I have a 2005 Saturn Vue that I am leasing.I took car to dealer for an oil change.My car has 38,900 miles on it.Oil change is about $34.00 at the dealer.But at one point the manager tells me the brake pads are quite worn.The manager asked if I wanted the brake pads replaced ?I said "Yes" bring total $383.00...But my question is , "In general how many miles do brake pads last "? Seems like 38,900 miles is not many miles for brake pads.


  • edited December 2008
    There are too many variables to generalize about this. Vehicle size and weight, driving environment, driving style, mechanical condition of vehicle, etc, are all factors.

    "Quite worn" is not exactly a scientific term. I'd have asked about remaining pad thickness vs. minimum pad thickness.
  • edited December 2008
    In NYC about 10,000 miles. In NH about 40,000 miles. In North Dakota about 80,000 miles.

    I'm being a bit facetious, but on reality it depends very highly on the driving environment, the driving style, and the vehicle itself. 38,000 miles is not unreasonable for most environments.
  • edited December 2008
    The answer to that question is in YOUR right foot. ( many less miles if you mistakenly use your left foot to brake instead of letting off the accelerator )
    My 92 Explorer has only had one set of front pads and no rears in 140,000 miles. The 79 chevy p/u only has 70,000 miles and has never needed brakes.
  • edited December 2008
    Agree; it's very owner-specific and site-specific. I once rode a cab in San Francisco and the driver told me they "did the brakes" every 3 months. There was also a report in Popular Mechanics years ago of a mid western cattle dealer who went for over 130,000 miles on the orignal brakes.
  • edited December 2008
    I'm at 120k on the original front pads on my ES300, rears needed replacement at 80k. In contrast, our Suburban used them up every 30-40k.
  • edited December 2008
    Your use, and wear, is in that average range of 20,000 to 50,000 miles to brake wear-out.
    Mail carriers measure their time, 'til they need new brake pads, in WEEKS, not miles. Half of their driving is acceleration, and half is braking.
  • edited December 2008
    Agreed that it depends on the driver and the type of driving.
    In regards to mail carriers, a number of rural route carriers here use Subarus.

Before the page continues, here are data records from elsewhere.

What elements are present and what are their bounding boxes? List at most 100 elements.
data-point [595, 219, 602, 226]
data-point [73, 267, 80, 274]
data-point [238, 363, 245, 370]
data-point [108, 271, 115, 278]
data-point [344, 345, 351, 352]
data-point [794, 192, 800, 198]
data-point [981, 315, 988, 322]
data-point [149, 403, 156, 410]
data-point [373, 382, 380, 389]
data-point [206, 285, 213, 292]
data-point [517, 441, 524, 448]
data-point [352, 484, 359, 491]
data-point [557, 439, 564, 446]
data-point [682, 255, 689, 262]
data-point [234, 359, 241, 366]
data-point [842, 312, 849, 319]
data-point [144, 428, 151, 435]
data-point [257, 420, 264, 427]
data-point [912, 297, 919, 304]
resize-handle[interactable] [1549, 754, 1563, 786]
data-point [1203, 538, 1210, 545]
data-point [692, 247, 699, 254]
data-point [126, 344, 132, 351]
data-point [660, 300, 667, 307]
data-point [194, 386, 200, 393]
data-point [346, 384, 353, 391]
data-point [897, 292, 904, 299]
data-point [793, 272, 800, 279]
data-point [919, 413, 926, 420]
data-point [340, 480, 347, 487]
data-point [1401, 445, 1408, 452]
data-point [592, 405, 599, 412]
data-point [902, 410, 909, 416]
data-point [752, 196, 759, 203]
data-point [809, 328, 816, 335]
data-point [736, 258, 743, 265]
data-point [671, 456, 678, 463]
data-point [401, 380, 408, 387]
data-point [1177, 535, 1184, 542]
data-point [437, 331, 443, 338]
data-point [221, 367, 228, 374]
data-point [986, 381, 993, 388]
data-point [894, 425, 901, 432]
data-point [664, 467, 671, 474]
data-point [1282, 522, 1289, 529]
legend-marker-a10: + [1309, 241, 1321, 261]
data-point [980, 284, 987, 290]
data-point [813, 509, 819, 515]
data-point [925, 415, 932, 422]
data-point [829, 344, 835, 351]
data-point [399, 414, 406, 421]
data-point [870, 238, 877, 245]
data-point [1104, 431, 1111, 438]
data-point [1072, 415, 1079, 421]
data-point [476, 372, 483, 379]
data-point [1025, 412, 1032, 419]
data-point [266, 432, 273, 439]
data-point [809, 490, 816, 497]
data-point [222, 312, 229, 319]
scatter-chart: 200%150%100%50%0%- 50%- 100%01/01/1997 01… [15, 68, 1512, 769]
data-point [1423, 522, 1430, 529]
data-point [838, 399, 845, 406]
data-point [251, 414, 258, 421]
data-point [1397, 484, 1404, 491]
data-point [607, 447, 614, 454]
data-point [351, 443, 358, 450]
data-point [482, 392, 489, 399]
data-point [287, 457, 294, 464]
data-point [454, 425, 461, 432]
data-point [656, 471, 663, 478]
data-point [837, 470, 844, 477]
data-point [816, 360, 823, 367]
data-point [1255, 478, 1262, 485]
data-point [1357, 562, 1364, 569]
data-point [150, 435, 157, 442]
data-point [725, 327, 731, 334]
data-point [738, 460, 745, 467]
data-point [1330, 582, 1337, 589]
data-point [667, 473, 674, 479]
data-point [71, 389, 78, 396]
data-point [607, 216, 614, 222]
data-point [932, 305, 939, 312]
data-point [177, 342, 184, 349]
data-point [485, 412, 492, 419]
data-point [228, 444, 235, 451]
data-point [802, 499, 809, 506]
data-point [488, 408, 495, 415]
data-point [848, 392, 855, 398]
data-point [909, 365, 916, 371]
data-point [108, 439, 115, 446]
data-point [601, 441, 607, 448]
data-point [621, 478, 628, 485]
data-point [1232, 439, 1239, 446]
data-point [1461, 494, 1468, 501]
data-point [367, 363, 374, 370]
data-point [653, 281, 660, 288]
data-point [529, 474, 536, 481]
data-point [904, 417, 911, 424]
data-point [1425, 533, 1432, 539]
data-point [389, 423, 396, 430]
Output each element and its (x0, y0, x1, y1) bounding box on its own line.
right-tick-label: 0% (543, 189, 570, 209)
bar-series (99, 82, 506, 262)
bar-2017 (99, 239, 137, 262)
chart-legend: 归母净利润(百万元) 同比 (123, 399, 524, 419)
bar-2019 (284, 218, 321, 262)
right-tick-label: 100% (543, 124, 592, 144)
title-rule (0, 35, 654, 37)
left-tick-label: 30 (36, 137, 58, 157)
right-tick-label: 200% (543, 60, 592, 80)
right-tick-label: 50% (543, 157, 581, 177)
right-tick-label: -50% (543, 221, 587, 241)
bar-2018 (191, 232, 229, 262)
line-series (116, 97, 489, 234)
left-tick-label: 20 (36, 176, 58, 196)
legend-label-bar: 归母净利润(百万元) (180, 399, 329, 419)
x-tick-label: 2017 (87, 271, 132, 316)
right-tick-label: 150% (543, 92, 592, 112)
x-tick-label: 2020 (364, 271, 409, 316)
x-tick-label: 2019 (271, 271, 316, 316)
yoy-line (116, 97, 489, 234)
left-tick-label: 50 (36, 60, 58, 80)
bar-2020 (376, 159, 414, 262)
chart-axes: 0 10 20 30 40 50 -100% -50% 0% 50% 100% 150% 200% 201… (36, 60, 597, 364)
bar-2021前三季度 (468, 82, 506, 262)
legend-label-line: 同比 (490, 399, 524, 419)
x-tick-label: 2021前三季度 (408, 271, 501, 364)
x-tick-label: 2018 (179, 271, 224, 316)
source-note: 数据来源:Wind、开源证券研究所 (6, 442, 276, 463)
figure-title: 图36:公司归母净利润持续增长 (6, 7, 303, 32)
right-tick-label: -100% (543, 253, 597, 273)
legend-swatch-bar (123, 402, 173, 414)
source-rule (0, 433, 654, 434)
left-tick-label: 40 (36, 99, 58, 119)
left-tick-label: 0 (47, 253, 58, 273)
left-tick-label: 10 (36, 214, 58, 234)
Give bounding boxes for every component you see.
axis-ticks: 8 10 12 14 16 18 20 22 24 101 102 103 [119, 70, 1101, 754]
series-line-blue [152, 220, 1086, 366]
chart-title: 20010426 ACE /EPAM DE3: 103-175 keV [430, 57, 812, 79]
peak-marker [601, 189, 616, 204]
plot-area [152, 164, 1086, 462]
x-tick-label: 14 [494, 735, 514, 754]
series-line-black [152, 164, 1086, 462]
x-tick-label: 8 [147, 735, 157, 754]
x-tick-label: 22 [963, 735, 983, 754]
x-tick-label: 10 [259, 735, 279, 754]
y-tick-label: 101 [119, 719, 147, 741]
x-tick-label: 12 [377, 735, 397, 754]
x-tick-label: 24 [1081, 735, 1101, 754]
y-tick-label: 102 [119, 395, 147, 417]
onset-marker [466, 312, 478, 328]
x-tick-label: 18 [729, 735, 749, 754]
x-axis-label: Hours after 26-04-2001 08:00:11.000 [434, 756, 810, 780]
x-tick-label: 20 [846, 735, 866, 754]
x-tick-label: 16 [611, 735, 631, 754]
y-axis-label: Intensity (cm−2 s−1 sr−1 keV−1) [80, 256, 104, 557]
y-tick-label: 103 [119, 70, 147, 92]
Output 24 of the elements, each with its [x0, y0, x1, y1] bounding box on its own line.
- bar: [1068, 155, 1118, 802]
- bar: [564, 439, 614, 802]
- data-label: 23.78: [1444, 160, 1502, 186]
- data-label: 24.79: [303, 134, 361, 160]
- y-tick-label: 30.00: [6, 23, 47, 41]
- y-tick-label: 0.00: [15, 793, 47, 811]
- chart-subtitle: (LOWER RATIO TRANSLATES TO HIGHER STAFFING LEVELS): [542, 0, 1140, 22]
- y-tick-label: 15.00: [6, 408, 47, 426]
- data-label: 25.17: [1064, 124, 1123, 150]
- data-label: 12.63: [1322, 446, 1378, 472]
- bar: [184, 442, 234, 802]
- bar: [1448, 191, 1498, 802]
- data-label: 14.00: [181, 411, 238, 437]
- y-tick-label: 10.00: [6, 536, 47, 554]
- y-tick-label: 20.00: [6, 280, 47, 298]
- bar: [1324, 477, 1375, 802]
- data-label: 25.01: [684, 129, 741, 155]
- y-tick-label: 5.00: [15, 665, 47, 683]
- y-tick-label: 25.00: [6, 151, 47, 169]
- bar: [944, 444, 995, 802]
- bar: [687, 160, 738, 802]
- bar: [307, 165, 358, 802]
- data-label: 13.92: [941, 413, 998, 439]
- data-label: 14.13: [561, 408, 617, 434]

    One carrier (now retired) used to come in and buy half a dozen sets of Subaru brake pads at a time.
    He would go through a set of pads about every 3-4 weeks and replace rotors about every 3-4 months.
    From memory, it seems to me that he had about 500-550 stops a day on his route and that doesn't include the personal driving he did.
  • edited December 2008
    It's not uncommon on many models of BMW to need pads at 15,000 and rotors at 30,000. Materials and driving style

    Me I am on the original pads and rotors on my 2004 F-150
  • edited December 2008
    $34 for an oil change? $349 for a brake job? Both sound pricy to me.

    Next time ask the manager to show you the worn parts. Far too often people are afraid to say "show me" to their mechanic before they authorize work. Be more assertive next time.

    Which brake pads were replaced, the front or the rear pads? What kind of brakes are in the rear, disk brakes or drum brakes?

    For the front brakes 39,000 miles sounds about right. Rear brakes should last longer since about 70% of the braking is done by the front brakes.
  • edited December 2008
    Whitey, before I elaborate a bit on the 2 items that you say sounds pricy do you have any actual experience as a mechanic or with the a shop flat rate labor system?